— Капитан? — осторожно спросила она. — Просто проверяю, как вы держитесь.
Август не ответил.
Она зашла дальше в его каюту, глядя на него наклонив голову и задаваясь вопросом, услышал ли он ее вообще.
Затем Август повернулся к ней лицом. Его лицо было страдальческим и под его глазами были явно видны темные круги как немое свидетельство бессонной ночи.
— Хотите поговорить об этом? — тихо спросила Виктория, пройдя через его каюту и прислонившись спиной к углу его стола.
— Я подвел его, — пробормотал Август надломленным голосом, полным ненависти к себе.
Виктория напряглась. Еще со времен Нос Астры она знала, что Август проходит через ужасы теологического кризиса. Сейчас все это, кажется, достигло апогея.
— Я поднял руку на людей, — обвинил себя Август, — чтобы спасти жизнь ксеносу. Точнее даже не его жизнь, а его имущество.
— Они вынудили тебя, Август.
— Я недостоин Его милости.
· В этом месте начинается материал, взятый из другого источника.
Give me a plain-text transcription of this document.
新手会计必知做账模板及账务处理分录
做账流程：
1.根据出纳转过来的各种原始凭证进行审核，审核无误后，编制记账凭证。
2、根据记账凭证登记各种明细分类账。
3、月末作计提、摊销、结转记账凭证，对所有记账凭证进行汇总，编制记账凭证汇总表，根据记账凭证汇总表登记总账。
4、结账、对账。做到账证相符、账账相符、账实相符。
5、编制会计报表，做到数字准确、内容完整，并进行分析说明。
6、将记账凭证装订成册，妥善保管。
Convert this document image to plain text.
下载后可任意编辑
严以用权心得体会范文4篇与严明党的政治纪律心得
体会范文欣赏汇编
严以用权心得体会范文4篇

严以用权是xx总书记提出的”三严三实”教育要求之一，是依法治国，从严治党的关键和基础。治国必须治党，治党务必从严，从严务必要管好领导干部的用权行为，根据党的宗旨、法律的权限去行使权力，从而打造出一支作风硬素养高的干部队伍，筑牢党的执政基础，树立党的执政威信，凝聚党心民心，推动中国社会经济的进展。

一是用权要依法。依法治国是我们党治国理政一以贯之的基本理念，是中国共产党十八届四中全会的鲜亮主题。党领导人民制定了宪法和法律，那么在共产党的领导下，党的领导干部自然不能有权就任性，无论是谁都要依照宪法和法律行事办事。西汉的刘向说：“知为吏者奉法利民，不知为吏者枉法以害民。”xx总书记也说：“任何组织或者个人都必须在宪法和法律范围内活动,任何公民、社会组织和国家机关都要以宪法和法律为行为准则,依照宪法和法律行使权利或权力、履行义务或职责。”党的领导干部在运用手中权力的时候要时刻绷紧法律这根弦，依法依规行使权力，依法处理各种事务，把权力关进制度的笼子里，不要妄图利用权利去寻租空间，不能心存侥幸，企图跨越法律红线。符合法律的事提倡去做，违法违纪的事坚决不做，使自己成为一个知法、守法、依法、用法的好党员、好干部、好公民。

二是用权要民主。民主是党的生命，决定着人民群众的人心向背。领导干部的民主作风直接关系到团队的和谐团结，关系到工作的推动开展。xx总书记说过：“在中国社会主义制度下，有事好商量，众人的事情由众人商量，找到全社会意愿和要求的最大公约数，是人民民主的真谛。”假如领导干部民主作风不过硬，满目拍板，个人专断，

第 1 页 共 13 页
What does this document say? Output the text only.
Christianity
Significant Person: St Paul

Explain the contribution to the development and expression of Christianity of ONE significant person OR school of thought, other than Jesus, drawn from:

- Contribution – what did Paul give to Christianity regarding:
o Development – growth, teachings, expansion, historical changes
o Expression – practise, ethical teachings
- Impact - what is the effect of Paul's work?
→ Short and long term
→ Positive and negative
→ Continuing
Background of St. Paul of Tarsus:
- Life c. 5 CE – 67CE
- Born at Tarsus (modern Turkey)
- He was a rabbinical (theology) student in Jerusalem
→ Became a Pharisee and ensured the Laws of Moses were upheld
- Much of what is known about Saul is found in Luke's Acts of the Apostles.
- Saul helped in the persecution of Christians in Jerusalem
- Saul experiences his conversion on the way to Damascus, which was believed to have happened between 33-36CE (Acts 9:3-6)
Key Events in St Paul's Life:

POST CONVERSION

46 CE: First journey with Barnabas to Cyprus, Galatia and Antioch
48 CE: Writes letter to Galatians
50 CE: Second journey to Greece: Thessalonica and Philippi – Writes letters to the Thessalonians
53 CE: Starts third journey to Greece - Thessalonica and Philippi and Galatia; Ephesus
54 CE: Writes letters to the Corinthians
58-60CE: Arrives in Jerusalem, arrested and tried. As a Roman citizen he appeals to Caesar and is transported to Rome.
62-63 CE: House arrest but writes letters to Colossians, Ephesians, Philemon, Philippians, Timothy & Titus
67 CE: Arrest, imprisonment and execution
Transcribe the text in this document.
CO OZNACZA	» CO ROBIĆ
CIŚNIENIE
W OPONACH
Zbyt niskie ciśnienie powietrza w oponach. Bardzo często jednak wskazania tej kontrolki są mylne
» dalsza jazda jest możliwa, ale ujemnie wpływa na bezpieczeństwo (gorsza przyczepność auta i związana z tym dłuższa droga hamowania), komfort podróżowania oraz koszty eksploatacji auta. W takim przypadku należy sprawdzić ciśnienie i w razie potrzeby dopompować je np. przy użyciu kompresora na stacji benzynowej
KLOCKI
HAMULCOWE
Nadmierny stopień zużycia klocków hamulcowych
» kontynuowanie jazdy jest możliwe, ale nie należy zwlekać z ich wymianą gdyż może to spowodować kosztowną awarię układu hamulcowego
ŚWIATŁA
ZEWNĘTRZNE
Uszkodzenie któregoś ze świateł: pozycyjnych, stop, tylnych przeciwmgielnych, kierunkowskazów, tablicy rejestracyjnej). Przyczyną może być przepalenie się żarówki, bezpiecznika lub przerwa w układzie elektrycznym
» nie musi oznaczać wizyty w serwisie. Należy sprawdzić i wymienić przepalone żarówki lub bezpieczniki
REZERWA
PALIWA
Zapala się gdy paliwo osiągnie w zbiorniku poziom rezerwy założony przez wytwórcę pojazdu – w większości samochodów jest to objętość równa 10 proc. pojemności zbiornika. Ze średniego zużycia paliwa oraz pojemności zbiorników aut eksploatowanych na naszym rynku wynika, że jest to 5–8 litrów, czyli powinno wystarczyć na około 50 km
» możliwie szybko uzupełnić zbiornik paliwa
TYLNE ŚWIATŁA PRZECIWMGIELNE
Я... — лицо Августа скривилось в выражении ужаса, настолько глубокого, что Виктория вздрогнула и отшатнулась. — Я еретик, — как будто осознание того, что произошло что-то пробудило в Августе и он внезапно замер, уставившись в дальнюю стену. Слова сорвались с его губ, превратившись в напев на странном, но все же знакомом языке Высокого Готика.
— Капитан Галларди, — рявкнула Виктория, потянувшись к нему. Он даже не пошевелился, его глаза ничего не видели.
— Человек, ведомый замыслом Императора, благословлен в Его глазах, и будет жить вечно в Его памяти, — нараспев начал зачитывать Август.
— Остановитесь, Капитан.
— Тот, кто забывает о своем долге, хуже зверя. Ему нет места ни в лоне человечества, ни в сердце Императора. Пусть он умрет и будет забыт.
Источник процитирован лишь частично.